Seminar Machine Learning

Module Number: EI77009

Duration: 1 Semester

Ocurrence: Winter Semester and Summer Semester

Language: English

Number of ECTS: 5


Professor in charge: Reinhard Heckel

Amount of Work

Contact hours: 45

Self-study hours: 105

Total: 150

Description of Achievement and Assessment Methods

Students will give presentations as described below.

Prerequisites (recommended)

This is a seminar course targeted to advanced master students. Ideally, the students have taken previous lectures on machine learning and signal processing. Minimal requirements are a solid background on probability and statistics and linear algebra.

Intended Learning Outcomes

Upon successful completion of the module, students know the current state of the art of deep learning for imaging problems, and some of their theoretical foundations. Moreover, students will gain the ability to critically evaluate and discuss current research in that area.

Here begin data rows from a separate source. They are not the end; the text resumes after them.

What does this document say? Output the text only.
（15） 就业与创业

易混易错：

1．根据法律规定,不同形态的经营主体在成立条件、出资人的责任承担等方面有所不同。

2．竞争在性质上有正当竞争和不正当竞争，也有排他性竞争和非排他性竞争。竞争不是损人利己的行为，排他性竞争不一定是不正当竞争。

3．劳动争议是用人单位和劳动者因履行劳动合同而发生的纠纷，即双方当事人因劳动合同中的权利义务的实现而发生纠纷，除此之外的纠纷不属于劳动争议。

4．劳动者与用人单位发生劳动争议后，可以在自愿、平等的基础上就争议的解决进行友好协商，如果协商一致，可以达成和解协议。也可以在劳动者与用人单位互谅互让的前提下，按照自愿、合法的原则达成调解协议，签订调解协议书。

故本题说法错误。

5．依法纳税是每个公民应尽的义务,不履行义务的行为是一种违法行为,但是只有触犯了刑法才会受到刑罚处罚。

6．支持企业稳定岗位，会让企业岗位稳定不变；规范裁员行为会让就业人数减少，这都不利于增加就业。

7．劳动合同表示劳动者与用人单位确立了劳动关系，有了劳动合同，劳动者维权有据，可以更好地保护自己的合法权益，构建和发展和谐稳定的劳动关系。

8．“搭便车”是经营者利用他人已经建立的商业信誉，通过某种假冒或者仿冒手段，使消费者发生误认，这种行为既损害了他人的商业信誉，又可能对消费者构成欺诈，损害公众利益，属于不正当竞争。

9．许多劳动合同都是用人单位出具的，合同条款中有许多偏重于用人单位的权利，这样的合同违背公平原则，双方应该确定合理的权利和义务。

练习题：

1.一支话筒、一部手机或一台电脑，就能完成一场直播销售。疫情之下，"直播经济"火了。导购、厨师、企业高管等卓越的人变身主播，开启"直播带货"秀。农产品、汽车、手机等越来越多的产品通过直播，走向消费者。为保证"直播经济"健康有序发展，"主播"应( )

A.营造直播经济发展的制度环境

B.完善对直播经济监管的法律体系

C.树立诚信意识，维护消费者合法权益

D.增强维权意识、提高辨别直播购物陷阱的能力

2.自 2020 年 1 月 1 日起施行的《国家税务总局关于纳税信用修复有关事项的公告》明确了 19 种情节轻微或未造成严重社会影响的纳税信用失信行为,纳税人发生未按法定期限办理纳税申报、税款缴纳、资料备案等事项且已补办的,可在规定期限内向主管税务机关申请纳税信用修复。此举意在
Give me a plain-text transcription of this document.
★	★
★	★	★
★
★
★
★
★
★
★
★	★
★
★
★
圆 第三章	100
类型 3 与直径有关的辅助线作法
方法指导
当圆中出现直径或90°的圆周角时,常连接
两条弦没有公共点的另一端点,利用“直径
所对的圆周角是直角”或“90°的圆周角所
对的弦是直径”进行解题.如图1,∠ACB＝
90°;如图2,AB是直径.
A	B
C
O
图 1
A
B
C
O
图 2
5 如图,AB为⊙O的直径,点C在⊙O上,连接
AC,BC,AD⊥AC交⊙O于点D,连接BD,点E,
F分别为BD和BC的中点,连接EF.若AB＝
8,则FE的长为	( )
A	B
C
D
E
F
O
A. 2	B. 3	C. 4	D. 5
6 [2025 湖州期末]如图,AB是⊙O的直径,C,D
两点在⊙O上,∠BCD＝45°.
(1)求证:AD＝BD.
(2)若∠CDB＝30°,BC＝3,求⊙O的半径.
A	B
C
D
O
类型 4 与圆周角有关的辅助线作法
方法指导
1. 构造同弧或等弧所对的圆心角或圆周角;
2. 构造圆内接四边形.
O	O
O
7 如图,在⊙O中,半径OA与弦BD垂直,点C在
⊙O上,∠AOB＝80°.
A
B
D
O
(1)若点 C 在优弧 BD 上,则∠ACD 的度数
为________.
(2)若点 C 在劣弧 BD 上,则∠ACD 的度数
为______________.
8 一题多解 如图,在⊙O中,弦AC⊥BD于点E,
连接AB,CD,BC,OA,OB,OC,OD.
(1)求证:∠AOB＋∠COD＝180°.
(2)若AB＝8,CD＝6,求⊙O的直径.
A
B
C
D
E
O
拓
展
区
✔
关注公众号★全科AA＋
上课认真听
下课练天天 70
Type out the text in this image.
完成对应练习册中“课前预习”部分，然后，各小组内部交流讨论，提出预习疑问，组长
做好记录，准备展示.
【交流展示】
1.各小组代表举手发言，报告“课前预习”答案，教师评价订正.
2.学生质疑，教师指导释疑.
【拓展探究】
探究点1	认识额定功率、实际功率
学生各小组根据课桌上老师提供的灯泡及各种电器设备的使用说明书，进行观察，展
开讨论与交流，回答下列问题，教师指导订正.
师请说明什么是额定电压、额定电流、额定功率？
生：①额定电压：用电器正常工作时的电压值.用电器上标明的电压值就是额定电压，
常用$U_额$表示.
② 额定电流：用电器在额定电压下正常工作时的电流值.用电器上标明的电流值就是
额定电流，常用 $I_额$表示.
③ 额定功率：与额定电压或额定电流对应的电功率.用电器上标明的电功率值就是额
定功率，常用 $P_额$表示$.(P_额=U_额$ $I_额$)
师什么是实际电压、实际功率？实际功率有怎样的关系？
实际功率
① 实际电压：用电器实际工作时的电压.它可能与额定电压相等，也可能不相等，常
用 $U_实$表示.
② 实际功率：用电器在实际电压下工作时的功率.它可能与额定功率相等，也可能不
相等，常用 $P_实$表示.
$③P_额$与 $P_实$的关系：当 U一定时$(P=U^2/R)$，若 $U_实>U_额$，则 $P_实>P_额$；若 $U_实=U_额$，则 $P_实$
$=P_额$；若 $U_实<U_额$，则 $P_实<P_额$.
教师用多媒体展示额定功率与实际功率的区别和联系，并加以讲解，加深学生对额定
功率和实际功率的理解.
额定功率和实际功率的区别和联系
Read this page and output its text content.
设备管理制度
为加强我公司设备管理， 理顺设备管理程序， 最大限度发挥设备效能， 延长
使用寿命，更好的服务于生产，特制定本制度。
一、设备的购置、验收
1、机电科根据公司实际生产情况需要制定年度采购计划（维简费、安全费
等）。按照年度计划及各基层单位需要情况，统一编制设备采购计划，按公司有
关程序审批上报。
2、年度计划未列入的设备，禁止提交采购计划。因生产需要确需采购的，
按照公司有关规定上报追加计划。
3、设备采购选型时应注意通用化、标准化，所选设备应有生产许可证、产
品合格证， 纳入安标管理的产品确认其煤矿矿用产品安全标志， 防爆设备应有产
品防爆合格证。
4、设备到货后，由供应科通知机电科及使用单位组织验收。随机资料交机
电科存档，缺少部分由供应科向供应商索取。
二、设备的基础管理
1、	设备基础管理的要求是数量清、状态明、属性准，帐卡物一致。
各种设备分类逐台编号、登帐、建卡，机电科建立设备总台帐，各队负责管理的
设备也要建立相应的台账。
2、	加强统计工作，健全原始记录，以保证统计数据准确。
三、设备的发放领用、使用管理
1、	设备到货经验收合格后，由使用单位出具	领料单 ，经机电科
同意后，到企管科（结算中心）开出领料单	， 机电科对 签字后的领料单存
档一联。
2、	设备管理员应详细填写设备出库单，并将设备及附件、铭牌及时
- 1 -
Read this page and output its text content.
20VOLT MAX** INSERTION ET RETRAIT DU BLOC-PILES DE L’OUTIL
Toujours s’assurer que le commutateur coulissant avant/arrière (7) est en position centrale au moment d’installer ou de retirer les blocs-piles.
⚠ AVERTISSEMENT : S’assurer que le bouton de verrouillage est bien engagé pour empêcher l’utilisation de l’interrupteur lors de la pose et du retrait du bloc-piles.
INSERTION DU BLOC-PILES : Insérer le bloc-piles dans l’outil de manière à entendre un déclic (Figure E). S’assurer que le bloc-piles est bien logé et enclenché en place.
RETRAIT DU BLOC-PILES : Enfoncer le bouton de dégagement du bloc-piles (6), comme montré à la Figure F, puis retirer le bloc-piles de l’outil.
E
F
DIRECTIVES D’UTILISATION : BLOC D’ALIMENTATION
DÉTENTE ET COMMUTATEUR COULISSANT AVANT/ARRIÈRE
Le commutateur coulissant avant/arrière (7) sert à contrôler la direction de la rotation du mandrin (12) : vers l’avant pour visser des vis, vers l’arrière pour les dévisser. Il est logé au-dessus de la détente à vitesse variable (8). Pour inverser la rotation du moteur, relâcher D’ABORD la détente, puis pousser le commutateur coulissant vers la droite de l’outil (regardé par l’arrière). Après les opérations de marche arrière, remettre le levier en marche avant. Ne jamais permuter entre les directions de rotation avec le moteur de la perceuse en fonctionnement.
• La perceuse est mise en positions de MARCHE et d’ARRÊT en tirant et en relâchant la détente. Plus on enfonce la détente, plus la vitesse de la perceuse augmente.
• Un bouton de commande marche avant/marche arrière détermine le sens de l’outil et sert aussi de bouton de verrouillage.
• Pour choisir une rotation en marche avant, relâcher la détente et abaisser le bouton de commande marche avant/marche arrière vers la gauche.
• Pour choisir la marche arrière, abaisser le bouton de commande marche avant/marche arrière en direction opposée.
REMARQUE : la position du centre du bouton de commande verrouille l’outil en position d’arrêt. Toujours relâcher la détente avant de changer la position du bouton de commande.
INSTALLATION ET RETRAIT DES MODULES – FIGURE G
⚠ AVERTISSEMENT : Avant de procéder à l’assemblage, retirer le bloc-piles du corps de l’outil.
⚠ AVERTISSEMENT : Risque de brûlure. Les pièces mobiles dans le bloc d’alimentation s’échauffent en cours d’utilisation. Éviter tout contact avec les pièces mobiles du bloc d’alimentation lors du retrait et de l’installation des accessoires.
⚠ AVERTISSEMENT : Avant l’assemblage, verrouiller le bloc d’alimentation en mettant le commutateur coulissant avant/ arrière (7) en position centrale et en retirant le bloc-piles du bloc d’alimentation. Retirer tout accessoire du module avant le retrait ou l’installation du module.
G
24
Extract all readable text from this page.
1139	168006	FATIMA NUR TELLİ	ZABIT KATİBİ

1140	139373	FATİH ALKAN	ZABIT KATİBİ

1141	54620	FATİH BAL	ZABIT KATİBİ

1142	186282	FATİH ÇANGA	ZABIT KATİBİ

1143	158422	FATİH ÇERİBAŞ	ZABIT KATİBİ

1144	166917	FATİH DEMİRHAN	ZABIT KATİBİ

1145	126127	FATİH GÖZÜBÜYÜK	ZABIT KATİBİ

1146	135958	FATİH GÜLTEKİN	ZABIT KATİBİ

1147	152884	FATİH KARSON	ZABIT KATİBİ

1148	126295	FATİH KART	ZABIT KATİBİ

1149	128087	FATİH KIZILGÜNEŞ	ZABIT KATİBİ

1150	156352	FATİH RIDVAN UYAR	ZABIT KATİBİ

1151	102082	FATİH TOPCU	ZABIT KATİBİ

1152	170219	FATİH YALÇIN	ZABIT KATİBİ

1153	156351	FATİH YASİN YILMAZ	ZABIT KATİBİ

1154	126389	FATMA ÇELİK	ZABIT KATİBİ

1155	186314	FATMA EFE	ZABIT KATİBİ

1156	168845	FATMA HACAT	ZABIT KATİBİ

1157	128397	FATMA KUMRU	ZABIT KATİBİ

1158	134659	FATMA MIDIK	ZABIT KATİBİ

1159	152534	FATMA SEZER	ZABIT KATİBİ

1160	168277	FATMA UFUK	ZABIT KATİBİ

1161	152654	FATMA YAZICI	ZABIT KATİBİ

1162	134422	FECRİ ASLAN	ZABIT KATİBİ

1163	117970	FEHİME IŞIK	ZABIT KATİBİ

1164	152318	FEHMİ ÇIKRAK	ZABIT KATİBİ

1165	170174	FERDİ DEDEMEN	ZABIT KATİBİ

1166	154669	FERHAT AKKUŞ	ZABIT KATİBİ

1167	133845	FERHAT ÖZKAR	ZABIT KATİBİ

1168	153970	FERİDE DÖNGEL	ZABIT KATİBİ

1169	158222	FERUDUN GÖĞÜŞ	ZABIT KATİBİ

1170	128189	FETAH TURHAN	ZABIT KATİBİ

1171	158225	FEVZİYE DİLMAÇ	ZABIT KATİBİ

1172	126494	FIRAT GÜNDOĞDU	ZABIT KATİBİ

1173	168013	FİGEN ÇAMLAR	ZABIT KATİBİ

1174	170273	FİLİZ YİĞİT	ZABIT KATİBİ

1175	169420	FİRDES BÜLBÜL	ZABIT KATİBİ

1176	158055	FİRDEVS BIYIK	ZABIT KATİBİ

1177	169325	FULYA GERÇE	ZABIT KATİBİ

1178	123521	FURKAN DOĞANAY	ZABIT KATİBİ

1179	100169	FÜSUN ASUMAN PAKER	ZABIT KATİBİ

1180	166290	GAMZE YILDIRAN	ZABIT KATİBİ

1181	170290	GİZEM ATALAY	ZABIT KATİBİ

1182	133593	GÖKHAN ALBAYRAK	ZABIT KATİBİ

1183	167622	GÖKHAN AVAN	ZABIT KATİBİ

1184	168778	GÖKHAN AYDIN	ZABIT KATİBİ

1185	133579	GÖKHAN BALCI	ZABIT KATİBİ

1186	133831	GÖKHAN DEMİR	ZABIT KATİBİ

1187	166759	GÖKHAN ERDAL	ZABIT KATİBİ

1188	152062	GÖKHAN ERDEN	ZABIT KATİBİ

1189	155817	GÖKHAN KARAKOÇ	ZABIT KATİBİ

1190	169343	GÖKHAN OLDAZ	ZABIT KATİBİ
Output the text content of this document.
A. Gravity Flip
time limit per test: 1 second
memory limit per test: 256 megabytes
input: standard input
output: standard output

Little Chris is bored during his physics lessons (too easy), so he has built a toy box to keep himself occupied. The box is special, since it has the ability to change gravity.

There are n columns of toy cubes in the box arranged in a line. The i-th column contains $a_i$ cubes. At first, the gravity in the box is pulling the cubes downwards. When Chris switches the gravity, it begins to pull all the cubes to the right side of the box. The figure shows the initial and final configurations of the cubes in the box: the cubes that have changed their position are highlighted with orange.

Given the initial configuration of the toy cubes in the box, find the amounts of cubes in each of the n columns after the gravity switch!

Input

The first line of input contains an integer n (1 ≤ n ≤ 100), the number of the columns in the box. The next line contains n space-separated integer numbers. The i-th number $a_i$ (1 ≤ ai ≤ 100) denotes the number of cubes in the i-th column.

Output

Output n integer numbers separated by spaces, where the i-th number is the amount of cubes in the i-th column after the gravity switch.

Deep learning methods are an ubiquitous and highly successful part of recent approaches in medical and computational imaging and vision. Until recently, most algorithms in the imaging sciences were based on static signal models derived from physics or intuition, such as wavelets or sparse representations. Today, the best performing approaches for image reconstruction and sensing problems are based on deep learning, which learn various elements of the method including i) signal representations, ii) regularizers, and iv) entire inverse functions.

For example, even with very little or no learning, deep neural networks enable superior performance for classical linear inverse problems such as denoising and compressive sensing. Motivated by those success stories, researchers are redesigning traditional imaging and sensing systems.

However, the field is mostly wide open with a range of theoretical and practical questions unanswered. In particular, deep-neural network based approaches often lack the guarantees of the traditional methods, and while typically superior can make drastic reconstruction errors, such as fantasizing a tumor in an MRI reconstruction.

In this seminar we will discuss foundational papers and notes on deep learning with a focus on imaging. Our goal is to understand how to apply those method, to understand the theoretical reason for the success of these approaches, and to find relations between deep learning and mathematically well-established techniques in imaging science and optimization.

Topics include the architectures or structure of neural networks, training of deep neural networks, deep generative models including variational autoencoders, generative adversarial networks, invertible neural networks, applications in denoising, compressive sensing, and image recovery in general, adversarial examples, robustness, and beyond.

Teaching and Learning Methods

Each week, we will discuss one or two fundamental papers or lecture notes on deep learning, with a focus on applications in imaging. Each week, two groups of Students each consisting of one or two students present. One group forms the defense team that presents the paper and emphasizes its merit. The second group forms the offense team and criticizes the same work. Both teams have to submit a written report containing a summary of the paper and their arguments. The focus is on the technical quality of the arguments and the quality of the presentation. The course is fully online, presentations and discussions will take place via zoom.


The seminar will take place via zoom.